Kerala Tourism is gearing up to change the marketing strategy of the State’s tourism industry that has been rattled by the reporting of three COVID-19 cases in students who have returned from Wuhan in China. The move comes in the wake of massive cancellations in hotels and resorts across the State during February and March, following the reporting of COVID-19 cases and the declaration of the disease as ‘State disaster’ by the government.
Though no fresh cases has been reported and the government has withdrawn the State disaster status, the damage to the destination and the loss to the industry due to the cancellations are much more when compared to that caused by the Nipah virus.
The cancellations have affected all classes of hotels and resorts in the public and private sector. The declaration of State disaster has come in for flak from the captains of the industry. The marketing plan had to be reworked to gain the confidence of tourists and to convince them that the destination is safe.
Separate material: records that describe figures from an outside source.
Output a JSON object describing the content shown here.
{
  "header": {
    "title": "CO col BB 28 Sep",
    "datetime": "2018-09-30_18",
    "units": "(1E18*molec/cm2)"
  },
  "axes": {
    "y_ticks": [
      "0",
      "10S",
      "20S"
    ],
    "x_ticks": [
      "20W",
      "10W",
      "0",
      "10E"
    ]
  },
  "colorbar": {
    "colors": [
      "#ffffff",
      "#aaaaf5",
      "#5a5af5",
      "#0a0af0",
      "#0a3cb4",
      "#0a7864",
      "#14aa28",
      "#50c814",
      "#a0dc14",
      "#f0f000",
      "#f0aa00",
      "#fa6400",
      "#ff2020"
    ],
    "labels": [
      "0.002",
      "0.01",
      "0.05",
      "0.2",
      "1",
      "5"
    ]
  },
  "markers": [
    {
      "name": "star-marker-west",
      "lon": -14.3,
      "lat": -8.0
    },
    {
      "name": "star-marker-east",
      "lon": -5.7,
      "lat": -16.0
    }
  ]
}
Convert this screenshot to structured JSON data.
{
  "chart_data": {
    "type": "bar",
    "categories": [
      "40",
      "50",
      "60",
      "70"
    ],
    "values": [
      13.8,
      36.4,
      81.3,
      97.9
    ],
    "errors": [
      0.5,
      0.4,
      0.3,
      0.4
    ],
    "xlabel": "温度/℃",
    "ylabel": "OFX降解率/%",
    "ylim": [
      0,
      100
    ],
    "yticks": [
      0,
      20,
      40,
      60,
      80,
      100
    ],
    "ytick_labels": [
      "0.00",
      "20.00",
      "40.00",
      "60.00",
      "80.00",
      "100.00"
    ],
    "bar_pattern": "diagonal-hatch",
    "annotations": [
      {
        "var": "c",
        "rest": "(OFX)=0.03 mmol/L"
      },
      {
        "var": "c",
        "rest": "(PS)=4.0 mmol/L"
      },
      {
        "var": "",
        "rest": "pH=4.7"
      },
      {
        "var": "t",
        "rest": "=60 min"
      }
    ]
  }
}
Special emphasis on China, Europe, United States, and Australia and promotion of the destination using social media are the key elements in the ₹27-crore campaign of the Kerala Tourism rolled out internationally to woo tourists recently.
‘China Ready’
Kerala Tourism will now have to rethink on promoting the State in China, as Kerala is the first Indian State to be partnered for the China Ready programme. The State joined the initiative to attract tourists from China that sends 150 million tourists across the world annually. Of the 2 lakh-odd Chinese tourists visiting India annually, around 9,000 visit Kerala.
China is identified as a major market for Kerala Tourism this year. For wooing Chinese tourists, who are considered high spenders, it has been decided to create a website in the domain. China is rated one of the fastest growing markets of outbound tourists.
Tourism Minister Kadakampally Surendran said the marketing strategy would be reworked in view of the fallout of COVID-19 cases. “Like in the case of Nipah virus and the floods that ravaged the State in 2018 and 2019, the Tourism Advisory Council will take a call on the strategy to be adopted to overcome the dip,” he said.